Audience publique du 6 avril 2022


Rejet


Mme Darbois, conseiller doyen
faisant fonction de président


Arrêt n° 245 F-D

Pourvoi n° R 20-18.126


R É P U B L I Q U E F R A N Ç A I S E

_________________________

AU NOM DU PEUPLE FRANÇAIS
_________________________


ARRÊT DE LA COUR DE CASSATION, CHAMBRE COMMERCIALE, FINANCIÈRE ET ÉCONOMIQUE, DU 6 AVRIL 2022


La société Caisse d'épargne et de prévoyance Hauts-de-France, société anonyme à directoire, dont le siège est [Adresse 1], a formé le pourvoi n° R 20-18.126 contre l'arrêt rendu le 28 mai 2020 par la cour d'appel de Paris (pôle 5, chambre 5), dans le litige l'opposant à la société Toulao, société à responsabilité limitée unipersonnelle, dont le siège est [Adresse 2], anciennement dénommée [V], défenderesse à la cassation.

La demanderesse invoque, à l'appui de son pourvoi, les deux moyens de cassation annexés au présent arrêt.


Le dossier a été communiqué au procureur général.

Sur le rapport de Mme Bellino, conseiller référendaire, les observations de la SCP Thouin-Palat et Boucard, avocat de la société Caisse d'épargne et de prévoyance Hauts-de-France, de la SAS Boulloche, Colin, Aa et associés, avocat de la société Toulao, et l'avis de M. Debacq, avocat général, après débats en l'audience publique du 15 février 2022 où étaient présentes Mme Darbois, conseiller doyen faisant fonction de président, Mme Bellino, conseiller référendaire rapporteur, Mme Champalaune, conseiller, et Mme Labat, greffier de chambre,

la chambre commerciale, financière et économique de la Cour de cassation, composée des président et conseillers précités, après en avoir délibéré conformément à la loi, a rendu le présent arrêt.


Faits et procédure

1. Selon l'arrêt attaqué (Paris, 28 mai 2020), la société [V], devenue Toulao (la société Toulao), qui exerce l'activité d'intermédiation en opérations de banque, a conclu le 23 août 2010 avec la société Caisse d'épargne et de prévoyance Hauts-de-France (la banque) une convention de mandat d'une durée indéterminée, prévoyant le rachat, par la banque, de créances dites PEEC (« Participation des employeurs à l'effort de construction »), également appelées « 1 % logement », auprès d'entreprises ayant consenti des prêts à des organismes collecteurs.

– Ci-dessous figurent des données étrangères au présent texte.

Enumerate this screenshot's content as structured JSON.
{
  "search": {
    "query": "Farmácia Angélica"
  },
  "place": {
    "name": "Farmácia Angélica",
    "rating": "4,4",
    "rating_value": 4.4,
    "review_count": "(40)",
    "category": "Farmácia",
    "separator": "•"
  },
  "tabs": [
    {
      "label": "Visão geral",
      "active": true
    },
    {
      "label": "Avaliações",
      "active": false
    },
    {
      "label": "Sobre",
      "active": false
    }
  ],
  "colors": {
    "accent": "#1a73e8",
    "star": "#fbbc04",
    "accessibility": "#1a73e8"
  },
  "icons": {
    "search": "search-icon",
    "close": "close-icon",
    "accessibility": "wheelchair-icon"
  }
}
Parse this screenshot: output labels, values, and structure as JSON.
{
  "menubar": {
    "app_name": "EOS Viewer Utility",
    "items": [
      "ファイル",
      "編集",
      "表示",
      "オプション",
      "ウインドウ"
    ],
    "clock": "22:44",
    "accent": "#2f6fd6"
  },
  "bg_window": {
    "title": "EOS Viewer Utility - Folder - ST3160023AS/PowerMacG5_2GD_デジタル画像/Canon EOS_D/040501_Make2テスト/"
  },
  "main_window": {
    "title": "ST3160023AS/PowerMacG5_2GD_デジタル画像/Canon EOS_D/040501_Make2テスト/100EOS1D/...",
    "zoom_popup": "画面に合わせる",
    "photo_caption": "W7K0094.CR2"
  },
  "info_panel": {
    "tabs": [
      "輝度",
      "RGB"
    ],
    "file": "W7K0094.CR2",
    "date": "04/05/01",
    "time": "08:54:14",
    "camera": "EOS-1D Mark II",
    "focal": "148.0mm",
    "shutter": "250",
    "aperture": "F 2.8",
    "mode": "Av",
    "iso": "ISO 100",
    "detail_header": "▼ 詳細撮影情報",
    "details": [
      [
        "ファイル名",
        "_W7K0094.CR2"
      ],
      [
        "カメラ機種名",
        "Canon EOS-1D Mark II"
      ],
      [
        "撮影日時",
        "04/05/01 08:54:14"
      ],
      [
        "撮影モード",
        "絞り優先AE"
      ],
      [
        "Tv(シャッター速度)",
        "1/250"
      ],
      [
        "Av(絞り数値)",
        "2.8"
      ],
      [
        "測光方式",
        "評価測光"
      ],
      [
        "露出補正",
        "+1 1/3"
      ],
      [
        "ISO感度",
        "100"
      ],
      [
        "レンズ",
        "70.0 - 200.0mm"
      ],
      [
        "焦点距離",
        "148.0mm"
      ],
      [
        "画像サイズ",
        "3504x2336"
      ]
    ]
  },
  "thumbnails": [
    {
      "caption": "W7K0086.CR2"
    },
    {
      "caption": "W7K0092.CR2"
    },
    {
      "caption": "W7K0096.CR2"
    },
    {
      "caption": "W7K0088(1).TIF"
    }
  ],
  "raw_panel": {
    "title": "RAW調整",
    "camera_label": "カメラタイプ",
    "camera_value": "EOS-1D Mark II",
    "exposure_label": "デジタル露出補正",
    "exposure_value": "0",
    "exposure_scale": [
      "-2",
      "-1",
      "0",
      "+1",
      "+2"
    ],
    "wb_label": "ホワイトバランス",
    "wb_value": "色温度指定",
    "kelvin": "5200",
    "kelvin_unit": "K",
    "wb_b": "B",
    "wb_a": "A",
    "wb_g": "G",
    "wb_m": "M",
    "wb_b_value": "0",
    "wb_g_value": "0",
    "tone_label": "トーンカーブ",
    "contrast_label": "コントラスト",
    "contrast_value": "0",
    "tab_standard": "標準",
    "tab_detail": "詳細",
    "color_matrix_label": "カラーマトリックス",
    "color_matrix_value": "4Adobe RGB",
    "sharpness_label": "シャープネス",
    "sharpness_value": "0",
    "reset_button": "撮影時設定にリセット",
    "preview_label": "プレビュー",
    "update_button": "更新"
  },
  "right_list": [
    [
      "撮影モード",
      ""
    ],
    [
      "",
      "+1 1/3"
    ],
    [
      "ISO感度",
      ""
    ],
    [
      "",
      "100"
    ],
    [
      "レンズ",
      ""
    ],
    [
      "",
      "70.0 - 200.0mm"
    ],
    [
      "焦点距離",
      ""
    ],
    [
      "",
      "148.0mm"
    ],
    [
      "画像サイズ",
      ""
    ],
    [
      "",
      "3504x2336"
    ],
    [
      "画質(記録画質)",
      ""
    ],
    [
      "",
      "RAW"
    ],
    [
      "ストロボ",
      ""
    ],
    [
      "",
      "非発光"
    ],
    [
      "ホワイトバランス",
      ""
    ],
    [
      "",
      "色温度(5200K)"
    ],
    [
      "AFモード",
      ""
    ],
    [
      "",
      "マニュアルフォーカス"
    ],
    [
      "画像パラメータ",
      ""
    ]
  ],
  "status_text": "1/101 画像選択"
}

2. La mission de la société Toulao consistait notamment à rechercher des créances PEEC détenues par des entreprises faisant l'objet d'une procédure collective, à préparer des offres de rachat de ces créances auprès des mandataires judiciaires compétents et à élaborer les actes de cession de ces créances.

3. A la suite de divergences entre les parties, la banque a, par lettre du 22 juillet 2014, notifié à la société Toulao la rupture de la convention de mandat à l'issue d'un préavis expirant le 30 juin 2015.

4. Invoquant la responsabilité de la banque dans l'exécution du mandat, d'une part, et du fait de la résiliation de la convention, d'autre part, la société Toulao l'a assignée en paiement de dommages-intérêts.


Examen des moyens

Sur le premier moyen et le second moyen, pris en ses deuxième et troisième branches, ci-après annexés

5. En application de l'article 1014, alinéa 2, du code de procédure civile🏛, il n'y a pas lieu de statuer par une décision spécialement motivée sur ces moyens qui ne sont manifestement pas de nature à entraîner la cassation.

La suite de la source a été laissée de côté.